Vamos falar um pouquinho sobre as mamas no período de amamentação? O ingurgitamento mamário (conhecido como “leite empedrado”) acontece pelo aumento da vascularização e congestão nas mamas decorrente do acúmulo de leite no período da lactação. Pode ocorrer em qualquer fase da amamentação, porém é mais comum nos primeiros dias, devido a demora para iniciar a amamentação, leite em excesso, mamadas infrequentes e de curta duração.

Quando sua mama estiver muito “cheia” e dolorida, é importante fazer massagens nas mamas, deixar as mamadas mais frequentes e realizar compressas de água fria (isso mesmo! A água deve estar fria e NÃO água morna, como muitas pessoas pensam) depois de cada mamada por pelo menos 10 a 15 minutos.

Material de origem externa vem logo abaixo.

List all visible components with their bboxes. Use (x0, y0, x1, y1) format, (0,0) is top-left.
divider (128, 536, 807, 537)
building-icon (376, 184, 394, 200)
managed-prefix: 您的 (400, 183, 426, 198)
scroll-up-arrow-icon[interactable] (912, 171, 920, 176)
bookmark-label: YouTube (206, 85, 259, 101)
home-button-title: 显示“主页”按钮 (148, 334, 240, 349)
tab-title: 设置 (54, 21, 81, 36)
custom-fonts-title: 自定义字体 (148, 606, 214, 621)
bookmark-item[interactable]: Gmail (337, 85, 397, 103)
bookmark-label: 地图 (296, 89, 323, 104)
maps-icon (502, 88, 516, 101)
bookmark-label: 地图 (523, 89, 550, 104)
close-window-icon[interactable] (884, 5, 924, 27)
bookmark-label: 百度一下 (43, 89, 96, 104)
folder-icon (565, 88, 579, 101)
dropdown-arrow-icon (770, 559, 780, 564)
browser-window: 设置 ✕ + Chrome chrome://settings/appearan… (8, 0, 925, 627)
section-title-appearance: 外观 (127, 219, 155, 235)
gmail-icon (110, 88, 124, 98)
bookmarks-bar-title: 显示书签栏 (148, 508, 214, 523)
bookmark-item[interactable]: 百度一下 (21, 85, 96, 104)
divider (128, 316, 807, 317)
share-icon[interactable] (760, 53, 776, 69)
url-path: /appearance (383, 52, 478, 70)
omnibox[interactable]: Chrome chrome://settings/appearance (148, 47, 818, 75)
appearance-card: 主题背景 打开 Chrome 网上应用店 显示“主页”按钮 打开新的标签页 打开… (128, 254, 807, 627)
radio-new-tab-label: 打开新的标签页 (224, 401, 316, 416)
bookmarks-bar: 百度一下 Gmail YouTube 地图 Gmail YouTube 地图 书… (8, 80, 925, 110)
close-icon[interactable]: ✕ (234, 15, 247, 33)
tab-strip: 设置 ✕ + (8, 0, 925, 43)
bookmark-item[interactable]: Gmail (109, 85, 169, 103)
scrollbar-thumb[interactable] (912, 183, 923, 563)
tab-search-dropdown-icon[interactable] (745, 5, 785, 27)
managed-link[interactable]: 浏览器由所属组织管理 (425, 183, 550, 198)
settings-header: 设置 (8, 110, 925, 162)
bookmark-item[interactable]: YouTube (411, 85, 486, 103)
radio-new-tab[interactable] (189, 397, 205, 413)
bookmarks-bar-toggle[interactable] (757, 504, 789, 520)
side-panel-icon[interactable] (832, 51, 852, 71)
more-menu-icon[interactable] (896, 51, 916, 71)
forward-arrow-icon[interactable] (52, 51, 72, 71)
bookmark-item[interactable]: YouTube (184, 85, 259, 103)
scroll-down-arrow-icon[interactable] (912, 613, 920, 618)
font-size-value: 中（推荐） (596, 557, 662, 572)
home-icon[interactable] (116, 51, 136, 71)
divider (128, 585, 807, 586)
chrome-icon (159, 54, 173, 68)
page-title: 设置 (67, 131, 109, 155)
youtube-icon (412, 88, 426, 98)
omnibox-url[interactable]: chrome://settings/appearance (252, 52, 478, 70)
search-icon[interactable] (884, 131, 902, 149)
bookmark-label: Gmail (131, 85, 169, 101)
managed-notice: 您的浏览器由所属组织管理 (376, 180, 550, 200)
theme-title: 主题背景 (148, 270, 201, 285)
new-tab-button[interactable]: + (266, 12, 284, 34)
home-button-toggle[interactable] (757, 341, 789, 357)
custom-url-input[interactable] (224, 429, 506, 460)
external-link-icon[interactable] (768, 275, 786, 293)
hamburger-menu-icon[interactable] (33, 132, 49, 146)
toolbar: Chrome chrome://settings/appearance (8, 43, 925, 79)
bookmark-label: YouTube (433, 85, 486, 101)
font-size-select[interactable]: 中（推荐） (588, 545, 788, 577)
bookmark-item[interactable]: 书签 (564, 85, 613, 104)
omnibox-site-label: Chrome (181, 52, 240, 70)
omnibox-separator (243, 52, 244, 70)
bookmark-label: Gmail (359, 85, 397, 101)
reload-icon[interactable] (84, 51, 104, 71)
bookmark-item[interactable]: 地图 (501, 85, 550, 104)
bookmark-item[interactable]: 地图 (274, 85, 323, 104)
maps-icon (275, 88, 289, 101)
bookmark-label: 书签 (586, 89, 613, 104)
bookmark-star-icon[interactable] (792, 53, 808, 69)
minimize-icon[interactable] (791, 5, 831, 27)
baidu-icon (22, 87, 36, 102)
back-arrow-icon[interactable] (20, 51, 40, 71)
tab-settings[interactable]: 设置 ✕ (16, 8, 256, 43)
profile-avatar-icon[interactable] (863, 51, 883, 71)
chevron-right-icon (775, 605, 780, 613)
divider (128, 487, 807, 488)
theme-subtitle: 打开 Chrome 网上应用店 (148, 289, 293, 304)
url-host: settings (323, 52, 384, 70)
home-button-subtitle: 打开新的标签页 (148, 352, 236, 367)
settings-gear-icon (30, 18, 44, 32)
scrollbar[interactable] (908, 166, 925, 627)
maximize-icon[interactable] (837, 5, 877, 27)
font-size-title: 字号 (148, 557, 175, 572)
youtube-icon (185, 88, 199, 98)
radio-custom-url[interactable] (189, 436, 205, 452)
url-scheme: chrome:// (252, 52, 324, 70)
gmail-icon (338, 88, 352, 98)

Outra dica é usar sutiã bem firme, com alça mais larga, que sustente bem a mama. O uso de analgésicos e antiinflamatórios também é indicado para o alívio da dor.

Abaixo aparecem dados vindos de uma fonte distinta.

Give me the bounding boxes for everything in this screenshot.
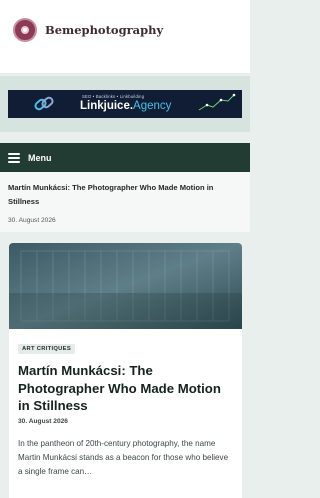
post-date: 30. August 2026 (8, 217, 56, 224)
card-title[interactable]: Martín Munkácsi: The Photographer Who Ma… (18, 362, 233, 415)
card-body: ART CRITIQUES Martín Munkácsi: The Photo… (9, 329, 242, 479)
ad-banner[interactable]: SEO • Backlinks • Linkbuilding Linkjuice… (8, 90, 242, 118)
menu-label: Menu (28, 152, 52, 163)
category-badge[interactable]: ART CRITIQUES (18, 344, 75, 354)
ad-brand-main: Linkjuice. (80, 100, 134, 112)
hamburger-icon (8, 152, 20, 163)
card-date: 30. August 2026 (18, 417, 68, 425)
article-card[interactable]: ART CRITIQUES Martín Munkácsi: The Photo… (9, 243, 242, 498)
card-excerpt: In the pantheon of 20th-century photogra… (18, 438, 229, 476)
menu-toggle[interactable]: Menu (0, 143, 250, 172)
site-logo[interactable]: Bemephotography (13, 18, 163, 42)
growth-chart-icon (198, 93, 236, 111)
chain-link-icon (34, 96, 54, 111)
ad-brand: Linkjuice.Agency (80, 100, 171, 112)
ad-brand-accent: Agency (133, 100, 172, 112)
featured-image[interactable] (9, 243, 242, 329)
post-title: Martín Munkácsi: The Photographer Who Ma… (8, 183, 214, 206)
site-name: Bemephotography (45, 23, 164, 37)
camera-logo-icon (13, 18, 37, 42)
ad-tagline: SEO • Backlinks • Linkbuilding (82, 94, 145, 99)
site-header: Bemephotography (0, 0, 250, 73)
post-header: Martín Munkácsi: The Photographer Who Ma… (0, 172, 250, 232)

Se o mamilo estiver “machucado”, as chamadas fissuras mamárias, é indicado passar um pouco do leite antes de amamentar de forma a estimular a ejeção do leite e prevenir as sugadas fortes do bebê antes do reflexo de ejeção ser acionado. As fissuras mamárias se dão principalmente devido a pega inadequada do bebê no mamilo. Uma opção é passar lanolina no local a fim de ajudar na cicatrização das fissuras, existem vários cremes com lanolina em sua composição.

Em algumas situações, quando a mama fica muito empedrada, pode ocorrer a mastite.

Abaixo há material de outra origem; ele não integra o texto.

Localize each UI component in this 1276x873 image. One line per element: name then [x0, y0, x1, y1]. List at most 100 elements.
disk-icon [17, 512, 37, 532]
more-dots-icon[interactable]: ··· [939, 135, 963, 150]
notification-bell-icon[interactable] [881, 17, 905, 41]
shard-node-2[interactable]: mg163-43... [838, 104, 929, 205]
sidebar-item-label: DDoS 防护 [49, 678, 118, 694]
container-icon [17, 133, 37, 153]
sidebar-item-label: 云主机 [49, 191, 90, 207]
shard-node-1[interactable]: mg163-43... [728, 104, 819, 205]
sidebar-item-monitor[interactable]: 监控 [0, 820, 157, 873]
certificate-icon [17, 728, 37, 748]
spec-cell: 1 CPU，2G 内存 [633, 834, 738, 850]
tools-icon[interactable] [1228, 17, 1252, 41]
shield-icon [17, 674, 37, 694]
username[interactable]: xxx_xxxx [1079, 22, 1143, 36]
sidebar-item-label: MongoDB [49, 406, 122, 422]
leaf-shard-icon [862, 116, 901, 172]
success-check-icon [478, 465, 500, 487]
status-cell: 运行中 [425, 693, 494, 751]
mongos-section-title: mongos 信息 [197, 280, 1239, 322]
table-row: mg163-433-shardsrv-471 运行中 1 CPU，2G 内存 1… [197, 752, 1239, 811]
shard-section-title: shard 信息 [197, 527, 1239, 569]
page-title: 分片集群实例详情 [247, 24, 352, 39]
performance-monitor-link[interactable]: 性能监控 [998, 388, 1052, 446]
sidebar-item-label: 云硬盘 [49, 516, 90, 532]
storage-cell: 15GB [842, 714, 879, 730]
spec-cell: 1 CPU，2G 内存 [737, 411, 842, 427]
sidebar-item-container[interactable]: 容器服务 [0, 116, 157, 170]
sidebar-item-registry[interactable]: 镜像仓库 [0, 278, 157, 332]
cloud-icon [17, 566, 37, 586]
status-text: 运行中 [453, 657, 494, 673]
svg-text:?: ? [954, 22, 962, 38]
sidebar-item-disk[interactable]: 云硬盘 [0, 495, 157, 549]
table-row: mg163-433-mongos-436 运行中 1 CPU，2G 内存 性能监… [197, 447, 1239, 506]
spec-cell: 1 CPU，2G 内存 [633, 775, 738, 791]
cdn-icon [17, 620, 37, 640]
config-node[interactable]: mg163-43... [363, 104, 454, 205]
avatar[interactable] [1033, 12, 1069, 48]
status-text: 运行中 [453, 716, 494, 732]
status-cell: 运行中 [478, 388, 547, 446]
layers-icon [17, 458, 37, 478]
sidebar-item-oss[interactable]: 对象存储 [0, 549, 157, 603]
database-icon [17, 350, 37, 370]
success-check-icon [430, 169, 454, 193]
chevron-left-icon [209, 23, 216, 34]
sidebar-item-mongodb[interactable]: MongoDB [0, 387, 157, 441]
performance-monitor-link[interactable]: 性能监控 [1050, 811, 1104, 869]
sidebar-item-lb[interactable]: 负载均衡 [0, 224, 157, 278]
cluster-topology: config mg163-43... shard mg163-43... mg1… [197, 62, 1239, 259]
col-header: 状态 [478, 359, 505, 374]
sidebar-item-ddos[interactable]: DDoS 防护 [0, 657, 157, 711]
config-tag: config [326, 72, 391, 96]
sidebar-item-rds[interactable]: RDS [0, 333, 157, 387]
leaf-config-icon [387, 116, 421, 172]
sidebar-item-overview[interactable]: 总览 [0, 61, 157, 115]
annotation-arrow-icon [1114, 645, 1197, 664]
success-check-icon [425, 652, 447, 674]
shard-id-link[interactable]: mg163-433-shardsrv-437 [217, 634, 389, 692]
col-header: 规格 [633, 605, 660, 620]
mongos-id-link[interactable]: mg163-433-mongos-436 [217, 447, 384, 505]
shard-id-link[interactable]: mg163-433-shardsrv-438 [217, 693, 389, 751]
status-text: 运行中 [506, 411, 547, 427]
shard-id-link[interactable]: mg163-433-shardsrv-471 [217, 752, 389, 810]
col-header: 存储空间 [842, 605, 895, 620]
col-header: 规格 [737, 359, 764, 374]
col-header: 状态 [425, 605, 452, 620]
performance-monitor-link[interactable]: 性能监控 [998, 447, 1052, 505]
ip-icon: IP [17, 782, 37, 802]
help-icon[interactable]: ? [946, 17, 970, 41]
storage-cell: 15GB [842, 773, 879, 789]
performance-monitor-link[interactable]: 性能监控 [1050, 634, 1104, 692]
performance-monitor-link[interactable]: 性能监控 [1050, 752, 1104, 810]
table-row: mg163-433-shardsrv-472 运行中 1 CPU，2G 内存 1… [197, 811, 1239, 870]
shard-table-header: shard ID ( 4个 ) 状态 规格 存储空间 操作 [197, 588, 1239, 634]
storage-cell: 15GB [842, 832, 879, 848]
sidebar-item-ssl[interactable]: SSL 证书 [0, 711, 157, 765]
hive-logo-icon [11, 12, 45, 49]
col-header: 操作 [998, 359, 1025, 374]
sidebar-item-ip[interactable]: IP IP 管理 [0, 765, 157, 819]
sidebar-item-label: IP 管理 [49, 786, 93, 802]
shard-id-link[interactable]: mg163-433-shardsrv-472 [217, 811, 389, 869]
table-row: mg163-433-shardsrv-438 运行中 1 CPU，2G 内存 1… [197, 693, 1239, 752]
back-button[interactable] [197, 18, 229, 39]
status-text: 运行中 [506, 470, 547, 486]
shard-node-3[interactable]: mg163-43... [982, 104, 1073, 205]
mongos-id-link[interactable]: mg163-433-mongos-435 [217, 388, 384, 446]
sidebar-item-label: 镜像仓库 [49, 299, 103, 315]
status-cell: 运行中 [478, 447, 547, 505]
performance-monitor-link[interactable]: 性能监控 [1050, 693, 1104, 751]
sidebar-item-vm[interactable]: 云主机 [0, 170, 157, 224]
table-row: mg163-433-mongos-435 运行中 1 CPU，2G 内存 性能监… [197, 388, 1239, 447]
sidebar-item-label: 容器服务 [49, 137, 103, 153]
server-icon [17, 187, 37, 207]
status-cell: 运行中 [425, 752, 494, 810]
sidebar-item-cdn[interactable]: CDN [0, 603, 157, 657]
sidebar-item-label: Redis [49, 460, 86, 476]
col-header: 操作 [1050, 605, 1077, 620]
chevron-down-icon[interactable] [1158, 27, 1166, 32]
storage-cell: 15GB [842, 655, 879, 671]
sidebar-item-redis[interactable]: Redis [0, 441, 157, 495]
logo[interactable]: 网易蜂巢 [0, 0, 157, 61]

A mastite é um processo infeccioso agudo das glândulas mamárias. Nela, a mama normalmente fica bem avermelhada, com sinais de infecção local, dolorida, bem edemaciada (inchada) e em alguns casos pode ocorrer febre, mal estar e fraqueza. Dentre as causas de mastite estão as fissuras locais, obstrução do ducto mamário e o INGURGITAMENTO MAMÁRIO. Se não tratada, pode evoluir para abscesso mamário e se não melhora com uso de antibióticos, às vezes pode ser necessária até uma intervenção cirúrgica.

Portanto, amamentação iniciada logo após o parto, em livre demanda e com a técnica adequada são medidas eficazes na prevenção do ingurgitamento mamário, além do que é um momento de contato muito importante da mãe com seu bebê.

Beijos e até a próxima!!

Referências: (1) Manual de Ginecologia e Obstetrícia SOGIMIG, 5ª edição; (2) Rotinas em Obstetrícia- Freitas, 6ª edição.